Amanda recommended I do more Children's stuff, like Disney. I have a list made up of the ones I'll do. Becca specified Beauty and the Beast. I may get to it, but I can't decide between the Disney film, the Cocteau film, the Villeneuve tale, or the Beaumont tale.

Ben suggested The Pillowman, a play by Martin McDonagh, and Don Quixote, of which there are 6 billion translations. Maybe. Allie suggested The Count of Monte Cristo. Holy shit, people, what's with the tomes?

OKAY, now for today.

I'm in a Southern Women in Literature class, and we recently finished the fifth and last book of the semester. It was not a short story collection, like The Golden Apples and The Old Order. It was not a sprawling epic, like The Devil's Dream. No, it's a present-day family drama with only five characters. Awesome.

Long story short: Mudear's dead. Her three daughters come down for the funeral. During the night, they and their father reflect on the woman Mudear was, and how they all pretty much feared her. She was not the best of mothers, and no one's turned out well.

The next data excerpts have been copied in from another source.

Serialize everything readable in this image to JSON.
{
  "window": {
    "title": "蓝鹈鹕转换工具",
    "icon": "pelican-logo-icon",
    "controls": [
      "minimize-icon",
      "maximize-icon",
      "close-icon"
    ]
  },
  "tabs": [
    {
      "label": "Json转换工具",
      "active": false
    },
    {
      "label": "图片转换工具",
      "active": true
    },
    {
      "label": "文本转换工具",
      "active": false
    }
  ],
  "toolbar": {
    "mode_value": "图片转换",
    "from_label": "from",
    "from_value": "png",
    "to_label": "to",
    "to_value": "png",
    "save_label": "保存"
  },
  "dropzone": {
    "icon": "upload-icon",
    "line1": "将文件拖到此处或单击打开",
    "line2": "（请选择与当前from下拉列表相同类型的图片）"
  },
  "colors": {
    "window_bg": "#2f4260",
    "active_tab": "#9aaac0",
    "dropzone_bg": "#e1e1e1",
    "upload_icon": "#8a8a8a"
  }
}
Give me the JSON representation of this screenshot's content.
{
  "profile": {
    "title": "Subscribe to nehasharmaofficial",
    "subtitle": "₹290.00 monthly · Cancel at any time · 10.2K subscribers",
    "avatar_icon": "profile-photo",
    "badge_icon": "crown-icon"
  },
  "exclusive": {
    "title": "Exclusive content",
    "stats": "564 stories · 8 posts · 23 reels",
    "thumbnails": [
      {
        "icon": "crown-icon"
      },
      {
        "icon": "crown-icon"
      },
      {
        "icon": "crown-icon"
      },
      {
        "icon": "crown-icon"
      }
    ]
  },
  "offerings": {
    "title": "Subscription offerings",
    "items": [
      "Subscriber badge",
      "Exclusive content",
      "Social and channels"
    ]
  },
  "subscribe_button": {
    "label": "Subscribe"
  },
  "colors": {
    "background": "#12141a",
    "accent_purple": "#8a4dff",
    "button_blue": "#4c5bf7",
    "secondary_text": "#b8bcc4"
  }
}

Let's get to it.

Who is He: Ernest is first seen as a husband who does not know how to deal with his wife's death. Understandable, right? We gradually learn that Ernest was kind of a prick to Mudear throughout their marriage, and that's pretty much why she "changed". He ordered her around, made silent demands, and cheated on her. Now, this man who put work first finds himself alone. And free.

My Choice: He's one of my favorites, and I feel that he does not get enough acclaim. Respect, yes, but why has he not been Oscar-nominated? Or Hollmann-nominated, for that matter?

Danny Glover (The Royal Tenenbaums, The Color Purple)

Who is She: The youngest of the Lovejoy girls. Annie Ruth is a newscaster in California, having moved there from Virginia after her nervous breakdown. See, Annie Ruth is a little crazy. She's more outspoken than the other two about her feelings for Mudear, and even goes down to the funeral home to yell at the corpse. Which is odd, but, you know, the South. Oh, also, she sees cats that aren't there.

My Choice: Again, no noms ever? A solid actress who can play younger than she is. She's also fine, which works for the more sexually open Annie Ruth.

Taraji P. Henson (Hustle & Flow, Smokin' Aces)

Who is She: A historian who works in Atlanta, Emily has some issues of her own. It's not just that she's a pothead. It's not just that she sits out in the rain, fantasizing about throwing herself in the lake. It's not just that she was married to a man suffering from PTS, nor is it the fact that she had a secret abortion with Annie Ruth at her side. I think it's the combination. It is mentioned that she, too, suffers from PTS, but instead of Vietnam, it's Mudear.

My Choice: She's actually a year or two younger than Taraji, but they look like sisters. Besides, everyone knows how much I love this woman.

Hollmann Award Nominee Anika Noni Rose (Dreamgirls, The Princess and the Frog)

Who is She: The oldest and most together of the girls, she runs a chain of beauty shops in Mulberry. She is the only one who remembers the sweet Mudear of the past. As the oldest, she's the one taking care of Mudear and Poppa most of the time, and even lives nearby. She has male trouble, though: the man her own age thinks she should do all the cooking and cleaning, while the other man in her life is nineteen years old.

My Choice: Another actress that doesn't get enough love. Indeed, her character doesn't even have a name in her most recent flick. She's been on Boston Legal and Lost, though.

April Grace (Magnolia, I Am Legend)

Who is She: God Almighty. In her mind, at least. She was a cheerful wife, until one day, she decided to no longer be taken for granted. Then she stopped cooking for and feeding the family, declaring herself independent. She works on her garden at night. She gets her own inter-chapters, narrated in the first person. Also, she's dead. Mudear is not the perfect mother, nor is she selfless, but she certainly looks out for her girls.

My Choice: She's like my go-to girl for old black women.

Academy Award Nominee Ruby Dee (American Gangster, Do the Right Thing)

For those of you who read the book, I hope this was satisfying. For the rest, I hope it's piqued your interest. It really is a good book.